WIRED, which stands for Westbrook Intermediate Robotics Engineering Division, is a team composed of thirty-one 6th, 7th, and 8th graders in the WAVE GT Magnet Program in the Clear Creek Independent School District, which is in the south east suburbs of Houston, Texas. This is the 22nd year the team competed in BEST, and is led by NASA robotics engineer and mentor, Les Quiocho, and faculty advisor, Lisa Pfeifer. Other adult mentors and parents assist with drive team practice, robot build safety, marketing critique, and website construction. The WIRED team culture is based on older students training younger students to take over as team leads when the older ones move up to high school. Based on their skills and interests, students join a subsystem team such as programming, CAD, website construction, strategy, community outreach, power tool operation, marketing, and exhibit design. All of these skills, along with a Critical Design Review and interview abilities, are necessary to compete.

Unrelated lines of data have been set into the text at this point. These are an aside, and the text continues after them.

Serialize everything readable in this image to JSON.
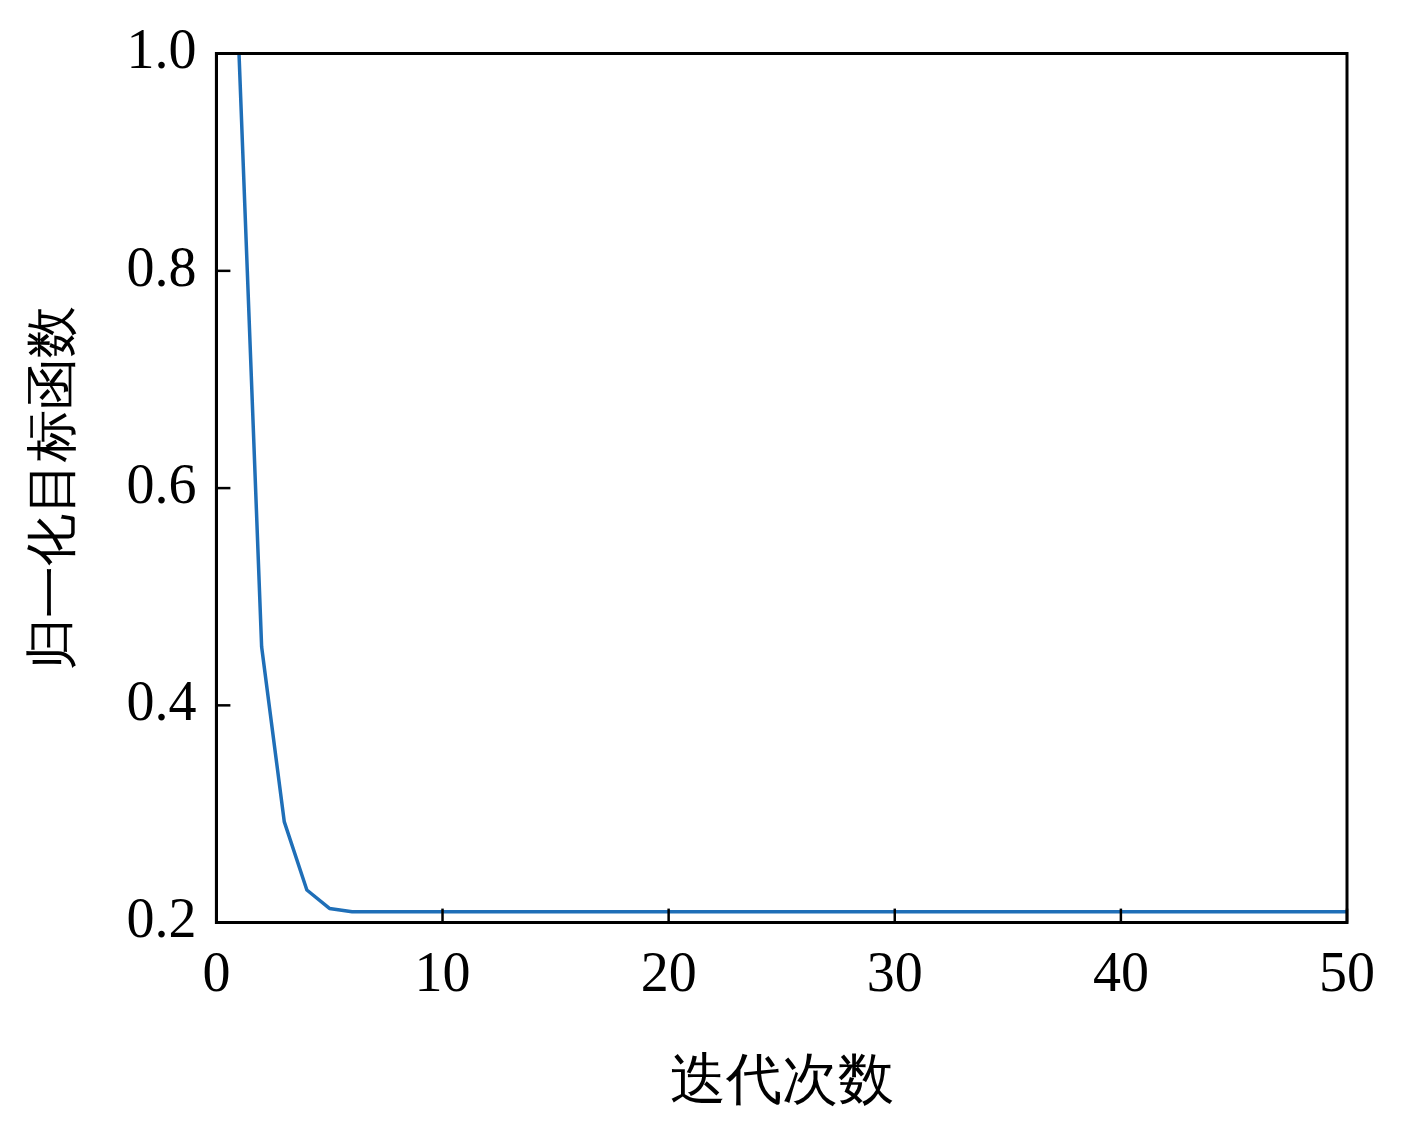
{
  "chart_data": {
    "type": "line",
    "xlabel": "迭代次数",
    "ylabel": "归一化目标函数",
    "x": [
      1,
      2,
      3,
      4,
      5,
      6,
      10,
      20,
      30,
      40,
      50
    ],
    "series": [
      {
        "color": "#1f6fb8",
        "values": [
          1.0,
          0.454,
          0.293,
          0.23,
          0.213,
          0.21,
          0.21,
          0.21,
          0.21,
          0.21,
          0.21
        ]
      }
    ],
    "xlim": [
      0,
      50
    ],
    "xticks": [
      0,
      10,
      20,
      30,
      40,
      50
    ],
    "ylim": [
      0.2,
      1.0
    ],
    "yticks": [
      {
        "value": 0.2,
        "label": "0.2"
      },
      {
        "value": 0.4,
        "label": "0.4"
      },
      {
        "value": 0.6,
        "label": "0.6"
      },
      {
        "value": 0.8,
        "label": "0.8"
      },
      {
        "value": 1.0,
        "label": "1.0"
      }
    ],
    "grid": false,
    "legend": false,
    "marker": "none",
    "line_style": "solid"
  }
}
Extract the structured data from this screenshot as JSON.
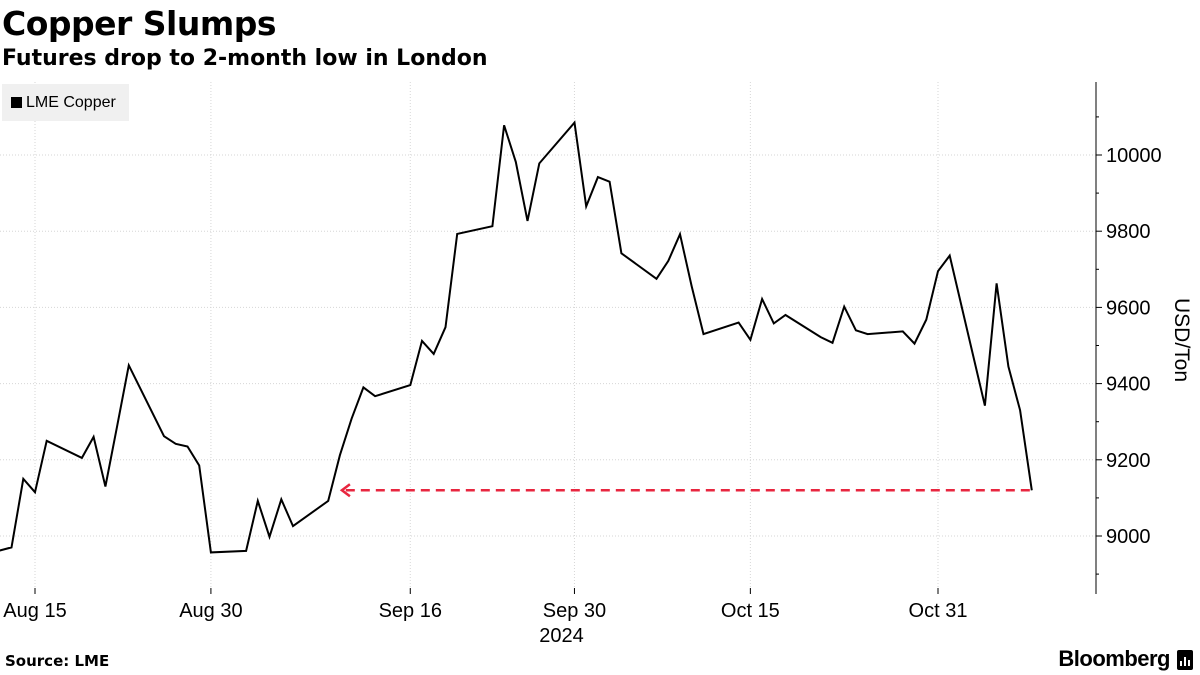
{
  "chart_data": {
    "type": "line",
    "title": "Copper Slumps",
    "subtitle": "Futures drop to 2-month low in London",
    "ylabel": "USD/Ton",
    "ylim": [
      8880,
      10200
    ],
    "yticks": [
      9000,
      9200,
      9400,
      9600,
      9800,
      10000
    ],
    "xticks": [
      {
        "label": "Aug 15",
        "date": "2024-08-15"
      },
      {
        "label": "Aug 30",
        "date": "2024-08-30"
      },
      {
        "label": "Sep 16",
        "date": "2024-09-16"
      },
      {
        "label": "Sep 30",
        "date": "2024-09-30"
      },
      {
        "label": "Oct 15",
        "date": "2024-10-15"
      },
      {
        "label": "Oct 31",
        "date": "2024-10-31"
      }
    ],
    "year_label": "2024",
    "legend": {
      "placement": "top-left",
      "entries": [
        "LME Copper"
      ]
    },
    "grid": true,
    "series": [
      {
        "name": "LME Copper",
        "color": "#000000",
        "points": [
          [
            "2024-08-12",
            8962
          ],
          [
            "2024-08-13",
            8970
          ],
          [
            "2024-08-14",
            9150
          ],
          [
            "2024-08-15",
            9115
          ],
          [
            "2024-08-16",
            9250
          ],
          [
            "2024-08-19",
            9205
          ],
          [
            "2024-08-20",
            9260
          ],
          [
            "2024-08-21",
            9130
          ],
          [
            "2024-08-22",
            9288
          ],
          [
            "2024-08-23",
            9448
          ],
          [
            "2024-08-26",
            9262
          ],
          [
            "2024-08-27",
            9242
          ],
          [
            "2024-08-28",
            9235
          ],
          [
            "2024-08-29",
            9185
          ],
          [
            "2024-08-30",
            8957
          ],
          [
            "2024-09-02",
            8961
          ],
          [
            "2024-09-03",
            9092
          ],
          [
            "2024-09-04",
            8998
          ],
          [
            "2024-09-05",
            9096
          ],
          [
            "2024-09-06",
            9026
          ],
          [
            "2024-09-09",
            9092
          ],
          [
            "2024-09-10",
            9212
          ],
          [
            "2024-09-11",
            9308
          ],
          [
            "2024-09-12",
            9390
          ],
          [
            "2024-09-13",
            9367
          ],
          [
            "2024-09-16",
            9396
          ],
          [
            "2024-09-17",
            9512
          ],
          [
            "2024-09-18",
            9478
          ],
          [
            "2024-09-19",
            9548
          ],
          [
            "2024-09-20",
            9793
          ],
          [
            "2024-09-23",
            9813
          ],
          [
            "2024-09-24",
            10078
          ],
          [
            "2024-09-25",
            9982
          ],
          [
            "2024-09-26",
            9827
          ],
          [
            "2024-09-27",
            9978
          ],
          [
            "2024-09-30",
            10085
          ],
          [
            "2024-10-01",
            9865
          ],
          [
            "2024-10-02",
            9942
          ],
          [
            "2024-10-03",
            9930
          ],
          [
            "2024-10-04",
            9742
          ],
          [
            "2024-10-07",
            9675
          ],
          [
            "2024-10-08",
            9722
          ],
          [
            "2024-10-09",
            9792
          ],
          [
            "2024-10-10",
            9655
          ],
          [
            "2024-10-11",
            9530
          ],
          [
            "2024-10-14",
            9560
          ],
          [
            "2024-10-15",
            9515
          ],
          [
            "2024-10-16",
            9622
          ],
          [
            "2024-10-17",
            9558
          ],
          [
            "2024-10-18",
            9580
          ],
          [
            "2024-10-21",
            9522
          ],
          [
            "2024-10-22",
            9507
          ],
          [
            "2024-10-23",
            9602
          ],
          [
            "2024-10-24",
            9540
          ],
          [
            "2024-10-25",
            9530
          ],
          [
            "2024-10-28",
            9537
          ],
          [
            "2024-10-29",
            9505
          ],
          [
            "2024-10-30",
            9568
          ],
          [
            "2024-10-31",
            9695
          ],
          [
            "2024-11-01",
            9736
          ],
          [
            "2024-11-04",
            9342
          ],
          [
            "2024-11-05",
            9663
          ],
          [
            "2024-11-06",
            9445
          ],
          [
            "2024-11-07",
            9330
          ],
          [
            "2024-11-08",
            9120
          ]
        ]
      }
    ],
    "annotations": [
      {
        "type": "dashed-arrow",
        "color": "#e8263f",
        "value": 9120,
        "from_date": "2024-11-08",
        "to_date": "2024-09-10"
      }
    ]
  },
  "footer": {
    "source": "Source: LME",
    "brand": "Bloomberg"
  }
}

The students decide how to build the robot depending on the challenge of the annual competition. At kickoff, the teams receive a box of PVC pipes, plywood, plastic and metal pieces, string, block aluminum, rubber, wire, nuts, and bolts and the students are tasked with fabricating a robot from scratch. Named after the Greek goddess of safety, this year’s robot, Soteria TDR, must demolish a tower, recycle pipe bundles, wire and scrap tile, while preserving the site environment. Safety is a key component in the game, just like construction and demolition. This year’s challenge, called Demo Daze, also required the robot to be operated manually by remote control and autonomously.

WIRED is known in the Houston robotics’ community as a team willing to mentor other teams and help them get a robot ready for competition. The team demonstrates their robot in community outreach events and at local elementary schools to educate the public about the benefits of BEST Robotics and STEM.

WIRED advances to Texas BEST Regional Championship in Frisco, Texas, on Dec. 2-4. The team will compete in all categories against the top teams from Texas, New Mexico, Arizona, and Oklahoma, many of which are engineering magnet high schools. This is the 15th year WIRED has advanced to Texas BEST with the first qualification coming in 2006.